Willie apoyó las manos en las rodillas, se agachó y procuró contener el vómito. Vio un estallido de estrellas ante los ojos. Sintió rabia, y dolor, y vergüenza. Se movió en dirección contraria al humo que arrastraba el viento y se sentó al pie de un árbol. La lluvia amainaba, y en todo caso el árbol tampoco le habría ofrecido mucha protección, pero Willie no confiaba en que lo sostuvieran las piernas. Se recostó contra la corteza, tiró la Browning a un lado y cerró los ojos.

Se quedó así hasta que oyó pasos. Se acercaba el Detective. Tenía el rostro ennegrecido por el humo. Willie supuso que él ofrecía el mismo aspecto.

– Debemos seguir adelante -instó el Detective-. Ahora habrá otros buscándolos.

– ¿Vale la pena? -preguntó Willie-. ¿Todo esto vale la pena?

– No lo sé -contestó el Detective-. Yo sólo sé que son mis amigos y están en un aprieto.

Tendió una mano. Willie la aceptó.

– Necesitarás tu pistola -dijo el Detective.

Willie miró la pistola en el suelo.

– Cógela, Willie -insistió el Detective, y en ese momento Willie lo odió.

Pero obedeció. Cogió la pistola y se reunió con los demás.
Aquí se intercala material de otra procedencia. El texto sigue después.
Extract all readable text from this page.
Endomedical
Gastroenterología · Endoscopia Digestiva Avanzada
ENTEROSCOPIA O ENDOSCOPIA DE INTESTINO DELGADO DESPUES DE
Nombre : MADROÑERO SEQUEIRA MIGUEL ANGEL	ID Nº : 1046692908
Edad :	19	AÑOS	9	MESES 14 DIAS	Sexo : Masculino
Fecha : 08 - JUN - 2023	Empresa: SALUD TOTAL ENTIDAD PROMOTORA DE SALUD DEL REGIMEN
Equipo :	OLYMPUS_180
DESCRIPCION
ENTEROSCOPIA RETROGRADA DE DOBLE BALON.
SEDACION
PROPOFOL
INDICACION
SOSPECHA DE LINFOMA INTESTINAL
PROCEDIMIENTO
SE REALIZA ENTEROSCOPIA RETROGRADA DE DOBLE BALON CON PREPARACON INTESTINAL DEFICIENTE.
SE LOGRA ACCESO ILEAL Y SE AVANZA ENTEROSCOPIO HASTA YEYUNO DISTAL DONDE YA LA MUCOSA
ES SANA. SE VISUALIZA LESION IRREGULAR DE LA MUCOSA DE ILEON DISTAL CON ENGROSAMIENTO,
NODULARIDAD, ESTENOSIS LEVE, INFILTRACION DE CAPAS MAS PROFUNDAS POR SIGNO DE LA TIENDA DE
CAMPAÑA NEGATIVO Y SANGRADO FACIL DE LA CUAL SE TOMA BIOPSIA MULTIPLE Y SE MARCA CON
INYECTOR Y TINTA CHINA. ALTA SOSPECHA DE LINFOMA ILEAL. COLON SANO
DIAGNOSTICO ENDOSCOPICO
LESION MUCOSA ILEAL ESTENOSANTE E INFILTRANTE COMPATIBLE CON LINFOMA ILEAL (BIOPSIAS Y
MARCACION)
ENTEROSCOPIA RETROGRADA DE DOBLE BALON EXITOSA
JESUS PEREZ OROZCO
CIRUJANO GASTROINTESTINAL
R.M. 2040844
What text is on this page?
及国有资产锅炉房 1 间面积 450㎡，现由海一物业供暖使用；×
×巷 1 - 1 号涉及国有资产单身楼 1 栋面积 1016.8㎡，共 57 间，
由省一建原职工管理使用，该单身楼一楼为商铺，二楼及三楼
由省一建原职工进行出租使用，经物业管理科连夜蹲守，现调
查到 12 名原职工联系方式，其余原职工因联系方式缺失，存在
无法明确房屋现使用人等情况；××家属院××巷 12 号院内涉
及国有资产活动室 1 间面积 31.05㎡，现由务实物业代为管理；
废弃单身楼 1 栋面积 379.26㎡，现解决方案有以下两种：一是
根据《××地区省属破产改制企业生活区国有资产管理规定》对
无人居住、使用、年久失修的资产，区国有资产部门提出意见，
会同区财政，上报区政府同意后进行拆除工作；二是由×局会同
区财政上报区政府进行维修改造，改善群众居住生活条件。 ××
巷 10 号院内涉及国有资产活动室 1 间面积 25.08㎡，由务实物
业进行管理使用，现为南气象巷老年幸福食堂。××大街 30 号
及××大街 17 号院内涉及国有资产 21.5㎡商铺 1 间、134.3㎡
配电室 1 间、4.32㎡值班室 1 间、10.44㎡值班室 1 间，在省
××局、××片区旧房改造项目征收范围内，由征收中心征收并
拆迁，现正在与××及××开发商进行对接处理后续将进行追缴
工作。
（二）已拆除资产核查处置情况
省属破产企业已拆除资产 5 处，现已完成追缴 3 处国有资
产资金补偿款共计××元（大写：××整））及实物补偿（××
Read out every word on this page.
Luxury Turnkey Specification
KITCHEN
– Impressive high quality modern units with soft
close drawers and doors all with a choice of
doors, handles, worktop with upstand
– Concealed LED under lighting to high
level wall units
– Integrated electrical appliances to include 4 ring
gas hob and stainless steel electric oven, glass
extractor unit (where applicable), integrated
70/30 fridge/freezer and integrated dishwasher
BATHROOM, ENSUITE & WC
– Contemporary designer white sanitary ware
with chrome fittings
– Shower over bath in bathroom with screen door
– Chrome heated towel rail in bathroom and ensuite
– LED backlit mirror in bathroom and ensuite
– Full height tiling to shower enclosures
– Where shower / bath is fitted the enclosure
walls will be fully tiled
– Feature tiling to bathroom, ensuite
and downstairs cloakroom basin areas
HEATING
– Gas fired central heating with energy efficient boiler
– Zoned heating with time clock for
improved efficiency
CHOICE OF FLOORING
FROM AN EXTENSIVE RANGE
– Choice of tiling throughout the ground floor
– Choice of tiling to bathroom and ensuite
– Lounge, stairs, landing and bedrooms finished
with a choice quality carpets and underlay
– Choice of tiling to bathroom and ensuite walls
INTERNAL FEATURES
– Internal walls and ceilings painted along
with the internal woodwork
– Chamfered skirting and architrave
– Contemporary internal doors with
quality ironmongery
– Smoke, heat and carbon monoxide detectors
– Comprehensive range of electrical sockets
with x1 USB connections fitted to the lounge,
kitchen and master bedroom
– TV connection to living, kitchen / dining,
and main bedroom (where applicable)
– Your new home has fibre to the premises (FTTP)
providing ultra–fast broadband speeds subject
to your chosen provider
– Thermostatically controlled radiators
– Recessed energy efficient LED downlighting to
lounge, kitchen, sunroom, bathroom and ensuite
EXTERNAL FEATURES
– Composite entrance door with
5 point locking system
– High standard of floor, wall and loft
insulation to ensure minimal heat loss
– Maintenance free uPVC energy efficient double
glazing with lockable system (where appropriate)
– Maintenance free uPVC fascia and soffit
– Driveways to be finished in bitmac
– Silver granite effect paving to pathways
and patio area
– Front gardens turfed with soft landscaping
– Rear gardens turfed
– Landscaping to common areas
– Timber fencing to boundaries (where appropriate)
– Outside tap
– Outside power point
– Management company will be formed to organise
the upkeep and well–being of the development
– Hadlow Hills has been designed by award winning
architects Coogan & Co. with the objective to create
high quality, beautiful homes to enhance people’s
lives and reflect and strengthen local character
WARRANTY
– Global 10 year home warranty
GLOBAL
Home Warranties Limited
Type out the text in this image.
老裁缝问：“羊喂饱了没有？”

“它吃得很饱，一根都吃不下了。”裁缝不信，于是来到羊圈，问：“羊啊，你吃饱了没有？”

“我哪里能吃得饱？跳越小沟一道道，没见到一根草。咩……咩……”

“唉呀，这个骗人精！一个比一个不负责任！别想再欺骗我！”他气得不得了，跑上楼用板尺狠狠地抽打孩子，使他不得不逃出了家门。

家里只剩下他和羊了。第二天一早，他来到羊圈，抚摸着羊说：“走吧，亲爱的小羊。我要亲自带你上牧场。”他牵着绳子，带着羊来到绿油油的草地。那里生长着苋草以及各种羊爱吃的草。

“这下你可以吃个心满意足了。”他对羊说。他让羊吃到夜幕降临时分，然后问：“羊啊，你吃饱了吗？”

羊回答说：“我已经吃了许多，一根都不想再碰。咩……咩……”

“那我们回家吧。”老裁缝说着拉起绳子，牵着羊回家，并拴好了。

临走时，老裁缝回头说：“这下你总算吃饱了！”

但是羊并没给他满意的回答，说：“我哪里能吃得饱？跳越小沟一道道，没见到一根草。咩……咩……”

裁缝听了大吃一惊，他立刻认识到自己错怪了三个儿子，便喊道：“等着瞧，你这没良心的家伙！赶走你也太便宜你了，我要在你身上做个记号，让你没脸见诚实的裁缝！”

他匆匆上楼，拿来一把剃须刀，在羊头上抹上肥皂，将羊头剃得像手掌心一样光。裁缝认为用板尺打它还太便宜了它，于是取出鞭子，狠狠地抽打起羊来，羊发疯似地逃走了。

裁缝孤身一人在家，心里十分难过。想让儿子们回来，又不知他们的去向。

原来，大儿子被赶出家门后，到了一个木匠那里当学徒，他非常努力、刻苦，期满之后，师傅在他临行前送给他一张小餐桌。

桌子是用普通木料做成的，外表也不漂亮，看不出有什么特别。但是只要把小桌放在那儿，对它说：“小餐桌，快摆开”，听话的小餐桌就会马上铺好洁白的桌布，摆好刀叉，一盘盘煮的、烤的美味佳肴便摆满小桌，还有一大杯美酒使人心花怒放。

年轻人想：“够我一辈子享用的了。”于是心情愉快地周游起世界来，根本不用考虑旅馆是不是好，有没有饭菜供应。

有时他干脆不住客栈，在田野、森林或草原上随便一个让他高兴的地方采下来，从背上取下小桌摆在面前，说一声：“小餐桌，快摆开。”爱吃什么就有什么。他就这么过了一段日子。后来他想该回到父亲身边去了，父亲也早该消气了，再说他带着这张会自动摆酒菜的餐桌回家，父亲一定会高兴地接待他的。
Benton oyó el tiroteo a sus espaldas, pero no volvió la vista atrás. Sólo así podía continuar avanzando. Temía que si se daba la vuelta, aunque sólo fuese por un segundo, perdería por completo el sentido de la orientación, y si se detenía, ya no podría seguir. Sólo era capaz de poner un pie delante del otro, empuñando el rifle con la mano derecha, y al final alcanzaría a los dos hombres que perseguía. Las conexiones de su cerebro iban apagándose poco a poco, fundiéndose una por una como fusibles a causa de una sobrecarga. Apenas recordaba su propio nombre, y había olvidado los nombres de quienes habían muerto en aquel infierno. Lo único que sabía era que los responsables de aquello, fuera lo que fuese, iban por delante de él, y tenía que matarlos. En cuanto estuviesen muertos, podría dejar de moverse, y entonces el dolor cesaría también. Todo cesaría. No habría dolor, ni placer, ni recuerdos. Habría sólo negrura, como si se ahogara en un mar cálido por la noche.